The film won the Academy Award for Best Art Direction for a Black & White (Wiard Ihnen, A. Roland Fields) film in 1945

At War with the Army is a 1950 American musical comedy film directed by Hal Walker and starring the comedy team of Martin and Lewis and introducing Polly Bergen. It was filmed from July through August 1949, and released on December 30, 1950 by Paramount. It was re-released in 1958 by OMAT Pictures.

Although filmed before My Friend Irma Goes West, it was held back until the sequel to Martin and Lewis' smash film debut My Friend Irma was released.

Carnival of Souls is a 1962 American independent horror film written, produced, and directed by Herk Harvey, and starring Candace Hilligoss. Its plot follows Mary Henry, a young woman whose life is disturbed after a car accident. She relocates to a new city, where she finds herself unable to assimilate with the locals, and becomes drawn to the pavilion of an abandoned carnival; director Harvey also appears in the film as a ghoulish stranger who stalks her throughout.

Filmed in Lawrence, Kansas and Salt Lake City, Carnival of Souls was shot on a budget of USD$33,000, and Harvey employed various guerrilla filmmaking techniques to finish the production. It was Harvey's only feature film, and did not gain widespread attention when originally released as a double feature with The Devil's Messenger in 1962.

Set to an organ score by Gene Moore, the film has been contemporarily noted by critics and film scholars for its cinematography and foreboding atmosphere. The film has a large cult following and is occasionally screened at film and Halloween festivals, and has been cited as a wide-ranging influence on numerous filmmakers, including David Lynch and George A. Romero.

Angel and the Badman is a 1947 American Western film written and directed by James Edward Grant and starring John Wayne, Gail Russell, Harry Carey and Bruce Cabot. The film is about an injured gunfighter who is nursed back to health by a Quaker girl and her family whose way of life influences him and his violent ways. Angel and the Badman was the first film Wayne produced as well as starred in, and was a departure for this genre at the time it was released. Writer-director James Edward Grant was Wayne's frequent screenwriting collaborator.

Charade is a 1963 American romantic comedy mystery film directed by Stanley Donen, written by Peter Stone and Marc Behm, and starring Cary Grant and Audrey Hepburn. The cast also features Walter Matthau, James Coburn, George Kennedy, Dominique Minot, Ned Glass, and Jacques Marin. It spans three genres: suspense thriller, romance and comedy. Because Universal Pictures published the movie with an invalid copyright notice, the film entered the public domain in the United States immediately upon its release.

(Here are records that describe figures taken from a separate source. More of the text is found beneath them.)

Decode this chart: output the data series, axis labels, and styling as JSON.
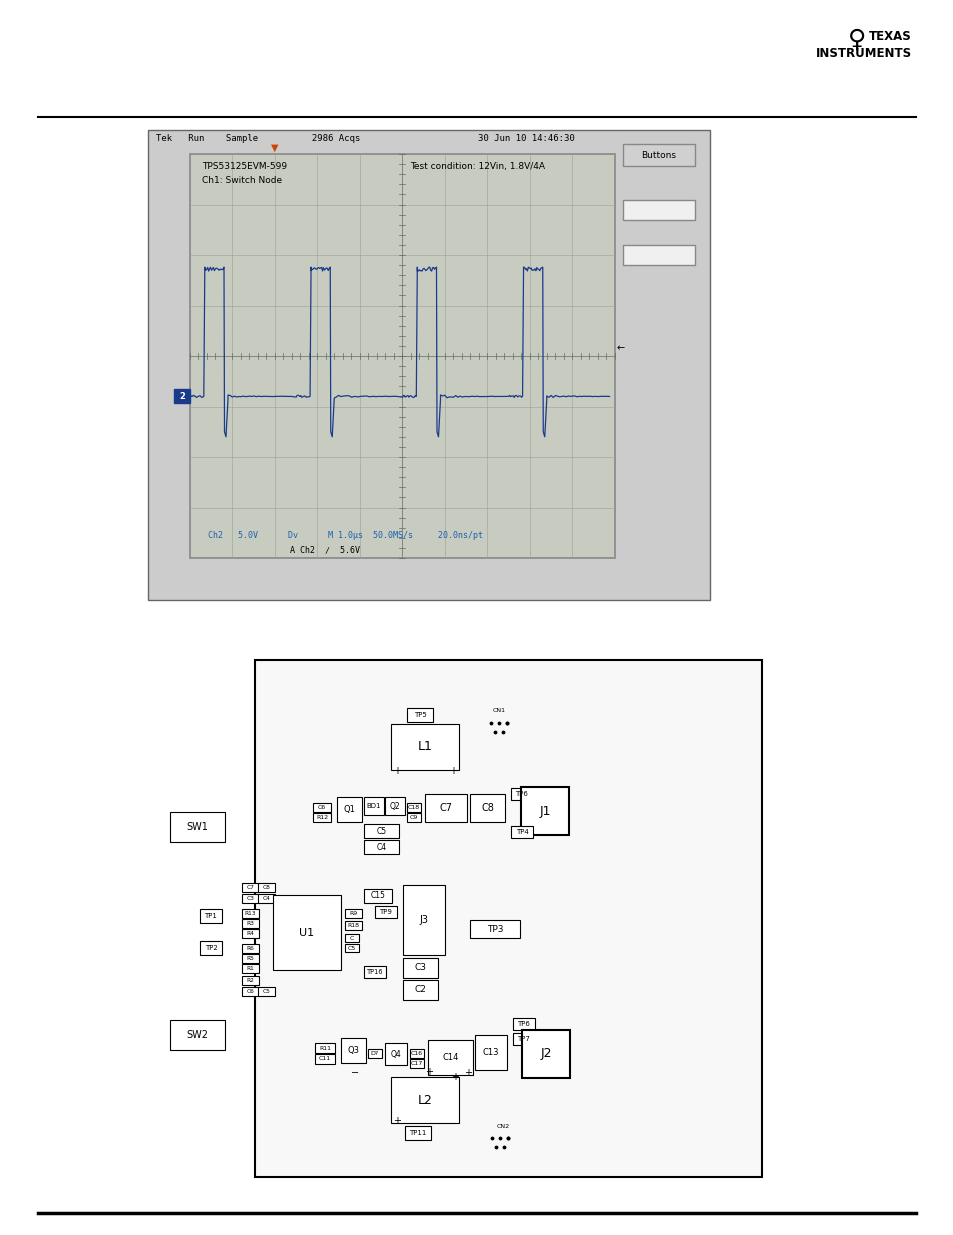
{
  "page_bg": "#ffffff",
  "scope_bg": "#c8ccc0",
  "scope_grid_color": "#9aa09a",
  "waveform_color": "#1a3a8a",
  "scope_label1": "TPS53125EVM-599",
  "scope_label2": "Test condition: 12Vin, 1.8V/4A",
  "scope_label3": "Ch1: Switch Node",
  "scope_header": "Tek   Run    Sample          2986 Acqs                      30 Jun 10 14:46:30",
  "scope_bottom1": "Ch2   5.0V      Dv      M 1.0μs  50.0MS/s     20.0ns/pt",
  "scope_bottom2": "A Ch2  ∕  5.6V",
  "pcb_border": "#000000",
  "pcb_bg": "#f8f8f8"
}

The film is notable for its screenplay, especially the repartee between Grant and Hepburn, for having been filmed on location in Paris, for Henry Mancini's score and theme song, and for the animated titles by Maurice Binder. Charade has received generally positive reviews from critics, and was additionally noted to contain influences of genres such as whodunit, screwball and spy thriller. It has also been referred to as "the best Hitchcock movie that Hitchcock never made".